The end of my maternity leave, that is. The official end of my glorious 14 weeks of paid maternity leave is over on Monday. :( Isaac did well at daycare on Wednesday, and even took his bottle. I kept busy with errands, and for the most part, we both did well on our own. But every time I looked in the rearview mirror and saw the empty carseat base and mirror vacant of Isaac's little smiling face....my heart broke a little bit.
I spent the day cuddling with my baby...wait, I pretty much did that all week. That, and reflect on the past 14 weeks.
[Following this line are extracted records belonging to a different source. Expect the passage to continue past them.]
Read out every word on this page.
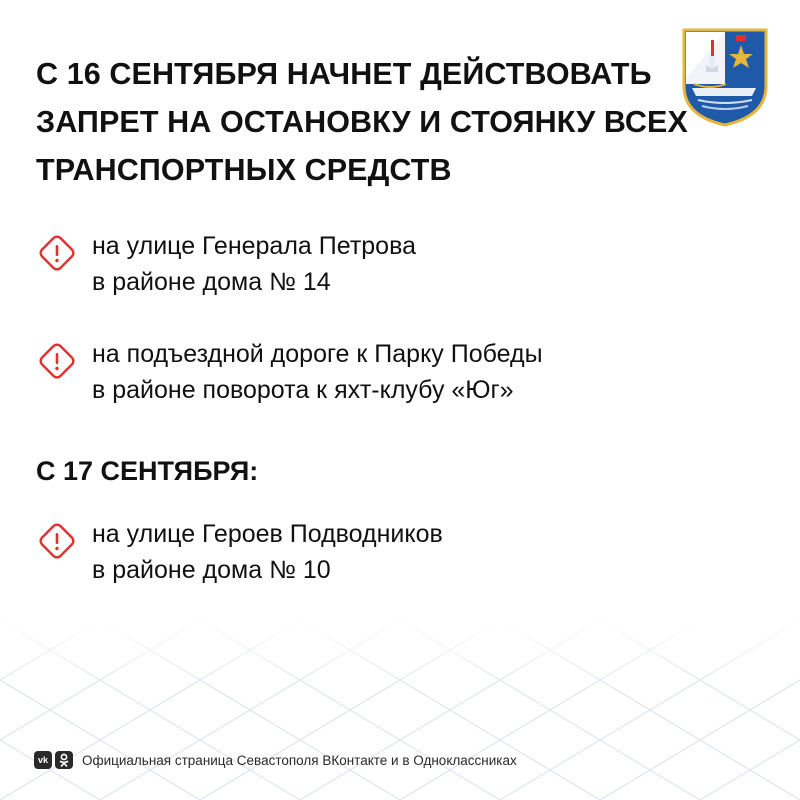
С 16 СЕНТЯБРЯ НАЧНЕТ ДЕЙСТВОВАТЬ
ЗАПРЕТ НА ОСТАНОВКУ И СТОЯНКУ ВСЕХ
ТРАНСПОРТНЫХ СРЕДСТВ
на улице Генерала Петрова
в районе дома № 14
на подъездной дороге к Парку Победы
в районе поворота к яхт-клубу «Юг»
С 17 СЕНТЯБРЯ:
на улице Героев Подводников
в районе дома № 10
vk	Официальная страница Севастополя ВКонтакте и в Одноклассниках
My dinners are done. My desk is cleared and ready for Monday morning, complete with pictures of my baby boy. Isaac's daycare box is stocked and his toys are already there. SDI has almost paid me all of my claim (Seriously, Cal SDI...why you make me hate you?). I have new clothes, a new haircut, new makeup. I discussed the direction I want my career to go with my boss. I have started up my supplemental income (I will talk about it one day, I swear). My project list is well underway, as all the files have been cleaned up and organized. I have a cleaning schedule in place. I watch new shows onTV (When you are watching TV to keep yourself awake, you find many an interesting thing) and my DVR is setup and ready to go.
I will return to work with many things accomplished, many things left undone in sacrifice of cherishing every waking minute with Isaac. I return to work a different person, with different priorities and goals. I left an uncomfortable pregnant woman and return a glowing mother.
As sad as it makes me to leave him, and as much as I wish I could remain in my stay at home and in my jammies all day phase of life, it's time to move on. I am ready to tackle the next phase of life as a new working mother, trying to better life for her family. I love my job, and I love my husband and son. As sad as I am, I am also excited. It's time. We are both as ready for this as we will ever be.